La Volpe only lasted three months in Boca Juniors, with 10 wins, 2 draws, and 5 losses. His tenure included controversies with both, the supporters and some of the most experienced players of the club.

In an interview given in 2016, La Volpe also blamed some players stating that they "left me very alone". He also told that "Guillermo (Barros Schelotto) did not get along with (Marcelo) Delgado", and highlighted the lack of leadership in the group of players. "A true leader brings the team together instead of dividing it". La Volpe also requested the interviewer to ask Martín Palermo what had happened in the match vs.
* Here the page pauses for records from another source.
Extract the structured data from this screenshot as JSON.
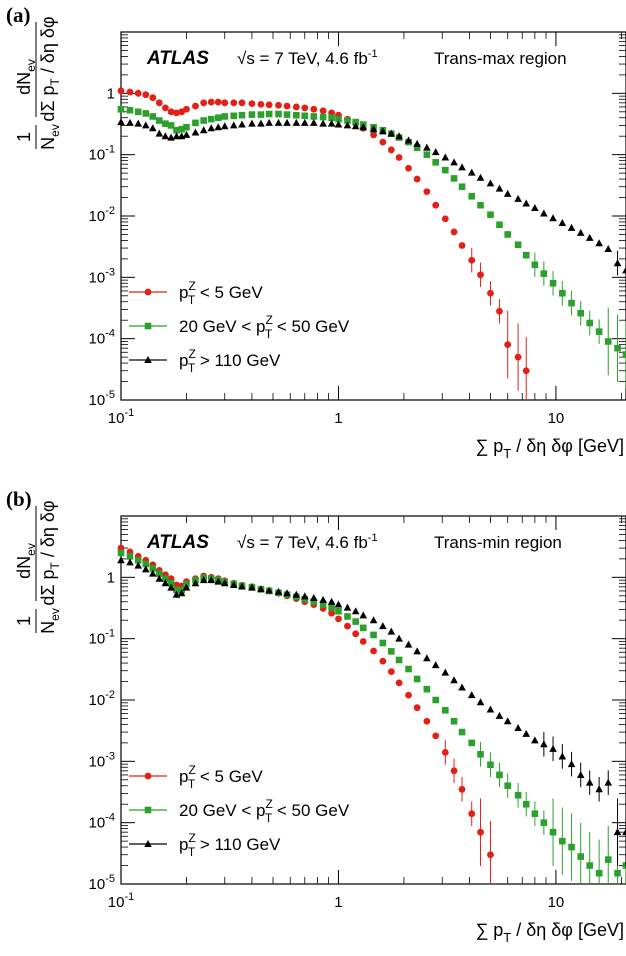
{
  "chart_data": [
    {
      "type": "scatter",
      "panel_label": "(a)",
      "experiment": "ATLAS",
      "energy_text": "√s = 7 TeV, 4.6 fb",
      "energy_sup": "-1",
      "region": "Trans-max region",
      "xlabel": "∑ pT / δη δφ [GeV]",
      "ylabel": "1/Nev dNev / dΣ pT / δη δφ",
      "xscale": "log",
      "yscale": "log",
      "xlim": [
        0.1,
        21
      ],
      "ylim": [
        1e-05,
        10
      ],
      "legend_position": "bottom-left",
      "series": [
        {
          "name": "pTZ < 5 GeV",
          "color": "#e32017",
          "marker": "circle",
          "x": [
            0.1,
            0.11,
            0.12,
            0.13,
            0.14,
            0.15,
            0.16,
            0.17,
            0.18,
            0.19,
            0.2,
            0.22,
            0.24,
            0.26,
            0.28,
            0.3,
            0.33,
            0.36,
            0.4,
            0.44,
            0.48,
            0.53,
            0.58,
            0.64,
            0.7,
            0.77,
            0.85,
            0.93,
            1.0,
            1.1,
            1.2,
            1.3,
            1.45,
            1.6,
            1.75,
            1.9,
            2.1,
            2.3,
            2.55,
            2.8,
            3.1,
            3.4,
            3.7,
            4.1,
            4.5,
            5.0,
            5.5,
            6.0,
            6.7,
            7.3
          ],
          "y": [
            1.1,
            1.05,
            1.0,
            0.95,
            0.85,
            0.7,
            0.58,
            0.5,
            0.48,
            0.5,
            0.55,
            0.62,
            0.7,
            0.72,
            0.72,
            0.7,
            0.7,
            0.7,
            0.68,
            0.66,
            0.65,
            0.64,
            0.62,
            0.6,
            0.58,
            0.55,
            0.52,
            0.48,
            0.44,
            0.38,
            0.32,
            0.27,
            0.21,
            0.16,
            0.12,
            0.09,
            0.06,
            0.04,
            0.025,
            0.015,
            0.009,
            0.0055,
            0.0033,
            0.0019,
            0.0011,
            0.00055,
            0.00028,
            8e-05,
            5e-05,
            3e-05
          ]
        },
        {
          "name": "20 GeV < pTZ < 50 GeV",
          "color": "#2ca02c",
          "marker": "square",
          "x": [
            0.1,
            0.11,
            0.12,
            0.13,
            0.14,
            0.15,
            0.16,
            0.17,
            0.18,
            0.19,
            0.2,
            0.22,
            0.24,
            0.26,
            0.28,
            0.3,
            0.33,
            0.36,
            0.4,
            0.44,
            0.48,
            0.53,
            0.58,
            0.64,
            0.7,
            0.77,
            0.85,
            0.93,
            1.0,
            1.1,
            1.2,
            1.3,
            1.45,
            1.6,
            1.75,
            1.9,
            2.1,
            2.3,
            2.55,
            2.8,
            3.1,
            3.4,
            3.7,
            4.1,
            4.5,
            5.0,
            5.5,
            6.0,
            6.7,
            7.3,
            8.0,
            8.8,
            9.7,
            10.7,
            11.8,
            13.0,
            14.3,
            15.8,
            17.4,
            19.2,
            21.0
          ],
          "y": [
            0.55,
            0.53,
            0.5,
            0.47,
            0.42,
            0.36,
            0.32,
            0.3,
            0.25,
            0.26,
            0.28,
            0.33,
            0.36,
            0.38,
            0.4,
            0.42,
            0.43,
            0.44,
            0.45,
            0.45,
            0.46,
            0.46,
            0.45,
            0.44,
            0.43,
            0.42,
            0.41,
            0.4,
            0.38,
            0.36,
            0.34,
            0.31,
            0.28,
            0.25,
            0.22,
            0.19,
            0.16,
            0.13,
            0.1,
            0.075,
            0.056,
            0.041,
            0.03,
            0.021,
            0.015,
            0.0105,
            0.0072,
            0.005,
            0.0034,
            0.0023,
            0.0016,
            0.00115,
            0.0008,
            0.00055,
            0.00038,
            0.00026,
            0.00018,
            0.00013,
            9e-05,
            7e-05,
            5.5e-05
          ]
        },
        {
          "name": "pTZ > 110 GeV",
          "color": "#000000",
          "marker": "triangle",
          "x": [
            0.1,
            0.11,
            0.12,
            0.13,
            0.14,
            0.15,
            0.16,
            0.17,
            0.18,
            0.19,
            0.2,
            0.22,
            0.24,
            0.26,
            0.28,
            0.3,
            0.33,
            0.36,
            0.4,
            0.44,
            0.48,
            0.53,
            0.58,
            0.64,
            0.7,
            0.77,
            0.85,
            0.93,
            1.0,
            1.1,
            1.2,
            1.3,
            1.45,
            1.6,
            1.75,
            1.9,
            2.1,
            2.3,
            2.55,
            2.8,
            3.1,
            3.4,
            3.7,
            4.1,
            4.5,
            5.0,
            5.5,
            6.0,
            6.7,
            7.3,
            8.0,
            8.8,
            9.7,
            10.7,
            11.8,
            13.0,
            14.3,
            15.8,
            17.4,
            19.2,
            21.0
          ],
          "y": [
            0.34,
            0.33,
            0.32,
            0.3,
            0.27,
            0.22,
            0.2,
            0.19,
            0.2,
            0.2,
            0.21,
            0.23,
            0.25,
            0.27,
            0.28,
            0.29,
            0.3,
            0.31,
            0.32,
            0.32,
            0.33,
            0.33,
            0.33,
            0.33,
            0.33,
            0.33,
            0.32,
            0.32,
            0.31,
            0.3,
            0.29,
            0.28,
            0.26,
            0.24,
            0.22,
            0.2,
            0.17,
            0.15,
            0.13,
            0.11,
            0.09,
            0.075,
            0.062,
            0.051,
            0.042,
            0.034,
            0.028,
            0.023,
            0.019,
            0.016,
            0.0135,
            0.011,
            0.0092,
            0.0077,
            0.0064,
            0.0053,
            0.0044,
            0.0036,
            0.0029,
            0.0017,
            0.0013
          ]
        }
      ]
    },
    {
      "type": "scatter",
      "panel_label": "(b)",
      "experiment": "ATLAS",
      "energy_text": "√s = 7 TeV, 4.6 fb",
      "energy_sup": "-1",
      "region": "Trans-min region",
      "xlabel": "∑ pT / δη δφ [GeV]",
      "ylabel": "1/Nev dNev / dΣ pT / δη δφ",
      "xscale": "log",
      "yscale": "log",
      "xlim": [
        0.1,
        21
      ],
      "ylim": [
        1e-05,
        10
      ],
      "legend_position": "bottom-left",
      "series": [
        {
          "name": "pTZ < 5 GeV",
          "color": "#e32017",
          "marker": "circle",
          "x": [
            0.1,
            0.11,
            0.12,
            0.13,
            0.14,
            0.15,
            0.16,
            0.17,
            0.18,
            0.19,
            0.2,
            0.22,
            0.24,
            0.26,
            0.28,
            0.3,
            0.33,
            0.36,
            0.4,
            0.44,
            0.48,
            0.53,
            0.58,
            0.64,
            0.7,
            0.77,
            0.85,
            0.93,
            1.0,
            1.1,
            1.2,
            1.3,
            1.45,
            1.6,
            1.75,
            1.9,
            2.1,
            2.3,
            2.55,
            2.8,
            3.1,
            3.4,
            3.7,
            4.1,
            4.5,
            5.0
          ],
          "y": [
            3.0,
            2.6,
            2.2,
            1.9,
            1.6,
            1.3,
            1.1,
            0.95,
            0.75,
            0.72,
            0.85,
            0.95,
            1.05,
            1.0,
            0.95,
            0.88,
            0.8,
            0.74,
            0.7,
            0.64,
            0.6,
            0.55,
            0.5,
            0.45,
            0.4,
            0.36,
            0.31,
            0.26,
            0.21,
            0.16,
            0.12,
            0.09,
            0.063,
            0.043,
            0.029,
            0.019,
            0.012,
            0.0075,
            0.0045,
            0.0026,
            0.0014,
            0.0007,
            0.00035,
            0.00014,
            7e-05,
            3e-05
          ]
        },
        {
          "name": "20 GeV < pTZ < 50 GeV",
          "color": "#2ca02c",
          "marker": "square",
          "x": [
            0.1,
            0.11,
            0.12,
            0.13,
            0.14,
            0.15,
            0.16,
            0.17,
            0.18,
            0.19,
            0.2,
            0.22,
            0.24,
            0.26,
            0.28,
            0.3,
            0.33,
            0.36,
            0.4,
            0.44,
            0.48,
            0.53,
            0.58,
            0.64,
            0.7,
            0.77,
            0.85,
            0.93,
            1.0,
            1.1,
            1.2,
            1.3,
            1.45,
            1.6,
            1.75,
            1.9,
            2.1,
            2.3,
            2.55,
            2.8,
            3.1,
            3.4,
            3.7,
            4.1,
            4.5,
            5.0,
            5.5,
            6.0,
            6.7,
            7.3,
            8.0,
            8.8,
            9.7,
            10.7,
            11.8,
            13.0,
            14.3,
            15.8,
            17.4,
            19.2,
            21.0
          ],
          "y": [
            2.5,
            2.2,
            1.9,
            1.65,
            1.4,
            1.15,
            0.95,
            0.8,
            0.62,
            0.62,
            0.78,
            0.9,
            0.98,
            0.95,
            0.9,
            0.84,
            0.78,
            0.73,
            0.69,
            0.64,
            0.6,
            0.56,
            0.52,
            0.48,
            0.44,
            0.4,
            0.36,
            0.32,
            0.28,
            0.23,
            0.19,
            0.15,
            0.115,
            0.085,
            0.062,
            0.045,
            0.032,
            0.022,
            0.015,
            0.01,
            0.0068,
            0.0045,
            0.003,
            0.002,
            0.0013,
            0.00088,
            0.0006,
            0.0004,
            0.00028,
            0.0002,
            0.00014,
            0.0001,
            7e-05,
            5e-05,
            4e-05,
            2.8e-05,
            2e-05,
            1.5e-05,
            2.5e-05,
            1.5e-05,
            2e-05
          ]
        },
        {
          "name": "pTZ > 110 GeV",
          "color": "#000000",
          "marker": "triangle",
          "x": [
            0.1,
            0.11,
            0.12,
            0.13,
            0.14,
            0.15,
            0.16,
            0.17,
            0.18,
            0.19,
            0.2,
            0.22,
            0.24,
            0.26,
            0.28,
            0.3,
            0.33,
            0.36,
            0.4,
            0.44,
            0.48,
            0.53,
            0.58,
            0.64,
            0.7,
            0.77,
            0.85,
            0.93,
            1.0,
            1.1,
            1.2,
            1.3,
            1.45,
            1.6,
            1.75,
            1.9,
            2.1,
            2.3,
            2.55,
            2.8,
            3.1,
            3.4,
            3.7,
            4.1,
            4.5,
            5.0,
            5.5,
            6.0,
            6.7,
            7.3,
            8.0,
            8.8,
            9.7,
            10.7,
            11.8,
            13.0,
            14.3,
            15.8,
            17.4,
            19.2,
            21.0
          ],
          "y": [
            1.9,
            1.75,
            1.55,
            1.35,
            1.15,
            0.95,
            0.8,
            0.68,
            0.52,
            0.55,
            0.68,
            0.8,
            0.9,
            0.9,
            0.85,
            0.8,
            0.75,
            0.71,
            0.68,
            0.64,
            0.61,
            0.58,
            0.55,
            0.52,
            0.49,
            0.46,
            0.43,
            0.4,
            0.36,
            0.32,
            0.28,
            0.24,
            0.2,
            0.16,
            0.13,
            0.1,
            0.08,
            0.062,
            0.048,
            0.037,
            0.028,
            0.021,
            0.016,
            0.012,
            0.0092,
            0.007,
            0.0055,
            0.0045,
            0.0035,
            0.0028,
            0.0022,
            0.0019,
            0.0016,
            0.0012,
            0.0009,
            0.0006,
            0.00045,
            0.00035,
            0.00045,
            7e-05,
            7e-05
          ]
        }
      ]
    }
  ]
}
Lanús.

In another interview in May 2022, La Volpe said that the final lost to Estudiantes de La Plata "left a bad taste in my mouth", showing he still felt frustrated after 16 years. La Volpe performed a self-criticism in 2023, blaming himself for the failure. He stated "...I think I was very stupid and I blame what I did in Boca. I came from a Mexican football where they already knew who La Volpe was and they listened to me. In Boca, players gestured when I talked to them".

One year later, La Volpe went further and said in an interview: "I felt like they (Boca Juniors players) looked down on me, but I wasn't going to fight back because on top of that, someone could beat me up. They talked down to me and called me "little Mexican". He also added "I was missing someone on my coaching staff who knew how to deal with those players".